A triumph of unpleasantness in the everyday, Suzuki’s unsettling sequel to Ring is creepier and superior in every way…
(Warning: contains spoilers!)
When the body of an old friend from medical school turns up on pathologist Ando’s slab ready for dissection his curiosity is naturally aroused. His marriage in tatters after the death of his son, there’s little to keep him from brink of depression beyond his work.
Soon Ando is uncovering the original mystery of the Ring virus, but behind it lurks a greater danger, that it is mutating so that Sadako’s evil can find another way into the world whatever it takes.
The actual film version of Spiral – originally released back to back with Ring – may have more poorly received than the adaptations of the original and the short story that became Dark Water, but the book itself is a far more impressive effort than the original.
Brilliantly building tension from the most routine and innocuous events and objects, like the later Asian horror movies, Suzuki manages to instil a leaky tap or an open window with a sense of dread and foreboding. More tightly paced than the original, the result is as unsettling as it is compulsive. You almost dare yourself to turn the page, even with an apprehension of what you might find.
Perhaps it was the extended gap between books, some four years, but Suzuki has a playful disregard for his audience. He throws everything they thought they knew about Sadako’s curse away, leaving them as clueless as our main protagonist. The deeper we are drawn into the mystery, the more we learn that, like Ando himself, there’s no turning back.
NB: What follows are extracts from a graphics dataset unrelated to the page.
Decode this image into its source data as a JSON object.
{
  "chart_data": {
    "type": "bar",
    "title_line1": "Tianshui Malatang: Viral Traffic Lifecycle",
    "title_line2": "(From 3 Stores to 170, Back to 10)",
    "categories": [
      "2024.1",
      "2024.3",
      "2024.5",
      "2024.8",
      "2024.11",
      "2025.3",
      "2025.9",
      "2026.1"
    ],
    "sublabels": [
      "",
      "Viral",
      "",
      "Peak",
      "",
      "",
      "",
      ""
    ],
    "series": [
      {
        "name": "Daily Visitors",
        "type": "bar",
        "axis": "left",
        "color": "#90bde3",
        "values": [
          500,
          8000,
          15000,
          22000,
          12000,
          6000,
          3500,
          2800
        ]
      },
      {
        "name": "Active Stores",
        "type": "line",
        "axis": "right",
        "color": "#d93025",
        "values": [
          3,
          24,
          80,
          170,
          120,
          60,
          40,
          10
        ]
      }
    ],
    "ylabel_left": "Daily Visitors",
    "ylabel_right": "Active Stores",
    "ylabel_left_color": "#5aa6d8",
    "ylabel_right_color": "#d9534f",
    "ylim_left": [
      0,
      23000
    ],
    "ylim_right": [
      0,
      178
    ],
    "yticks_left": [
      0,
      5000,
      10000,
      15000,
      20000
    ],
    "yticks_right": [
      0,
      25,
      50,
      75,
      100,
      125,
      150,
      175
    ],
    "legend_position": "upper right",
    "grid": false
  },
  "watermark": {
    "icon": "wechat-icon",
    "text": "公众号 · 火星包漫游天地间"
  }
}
And if Suzuki’s original book had a nod to video pirating, Spiral is a more knowing acknowledgement of the books and his own success, as the virus looks to spread through the written word, as Asakawa’s original account of the Ring looks set to be published and even turned into a film! (Perhaps the making of the film must had been announced or at least discussed, even if it did take a couple for years for Hideo Nakata to bring it to the screen.) Such confident self-knowing, so playful of the slim boundaries between reality and fiction, is reminiscent of that scene in Scream where the lead character complains she’ll be played by Tori Spelling in the movie version, only for that to happen in the sequel.
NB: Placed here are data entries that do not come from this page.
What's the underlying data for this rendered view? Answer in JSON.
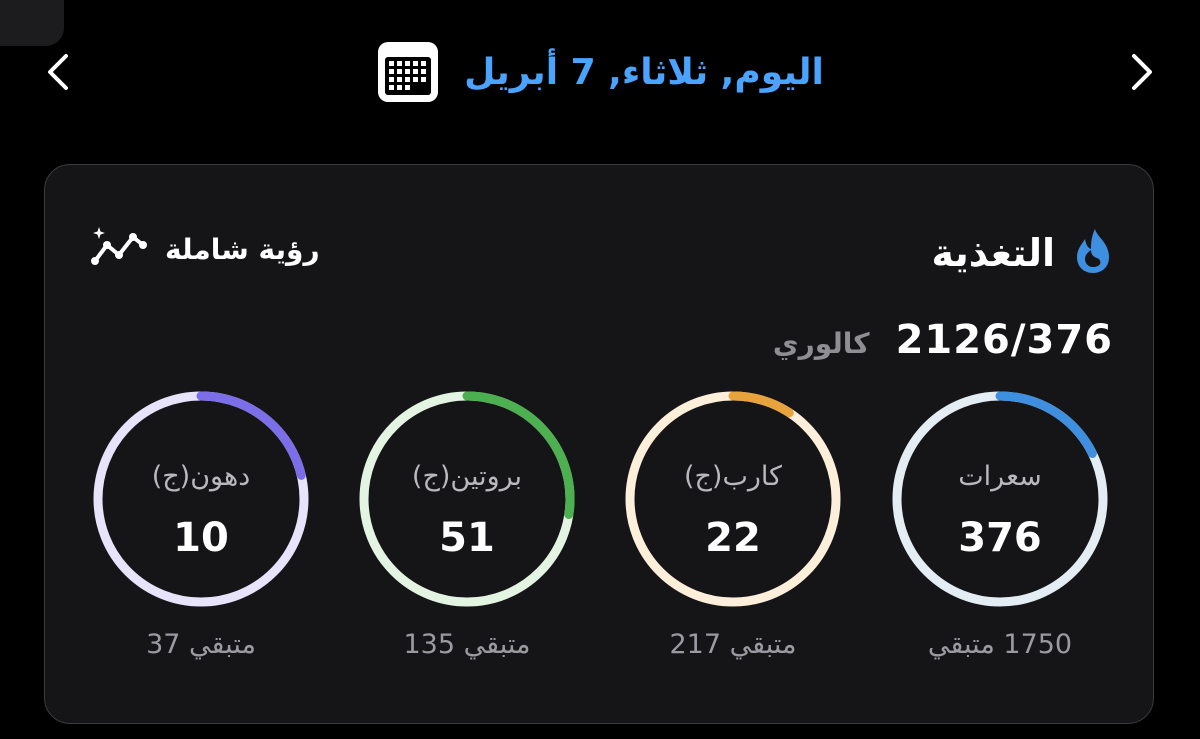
{
  "header": {
    "date_label": "اليوم, ثلاثاء, 7 أبريل",
    "accent_color": "#4aa3ff"
  },
  "nutrition": {
    "title": "التغذية",
    "overview_label": "رؤية شاملة",
    "calories_total": "2126/376",
    "calories_unit": "كالوري",
    "rings": [
      {
        "key": "calories",
        "label": "سعرات",
        "value": "376",
        "remaining": "1750 متبقي",
        "progress": 0.177,
        "color": "#3f8fe0",
        "track_color": "#e4edf4"
      },
      {
        "key": "carbs",
        "label": "كارب(ج)",
        "value": "22",
        "remaining": "متبقي 217",
        "progress": 0.092,
        "color": "#e8a33c",
        "track_color": "#fdefd9"
      },
      {
        "key": "protein",
        "label": "بروتين(ج)",
        "value": "51",
        "remaining": "متبقي 135",
        "progress": 0.274,
        "color": "#4caf50",
        "track_color": "#e3f4e2"
      },
      {
        "key": "fat",
        "label": "دهون(ج)",
        "value": "10",
        "remaining": "متبقي 37",
        "progress": 0.213,
        "color": "#7b6ee8",
        "track_color": "#e6e3fb"
      }
    ]
  }
}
There is a far greater purpose in Suzuki lengthy explanations of the virus, even if, once again, he reaches just a little too far in his conclusion, setting up the final book in the trilogy. He even manages to include the details from original book almost verbatim, yet without boring the reader. Meaning that the novel can be read as a stand alone as well as a sequel. A gripping page-turner, this is a must for fans of Asian horror.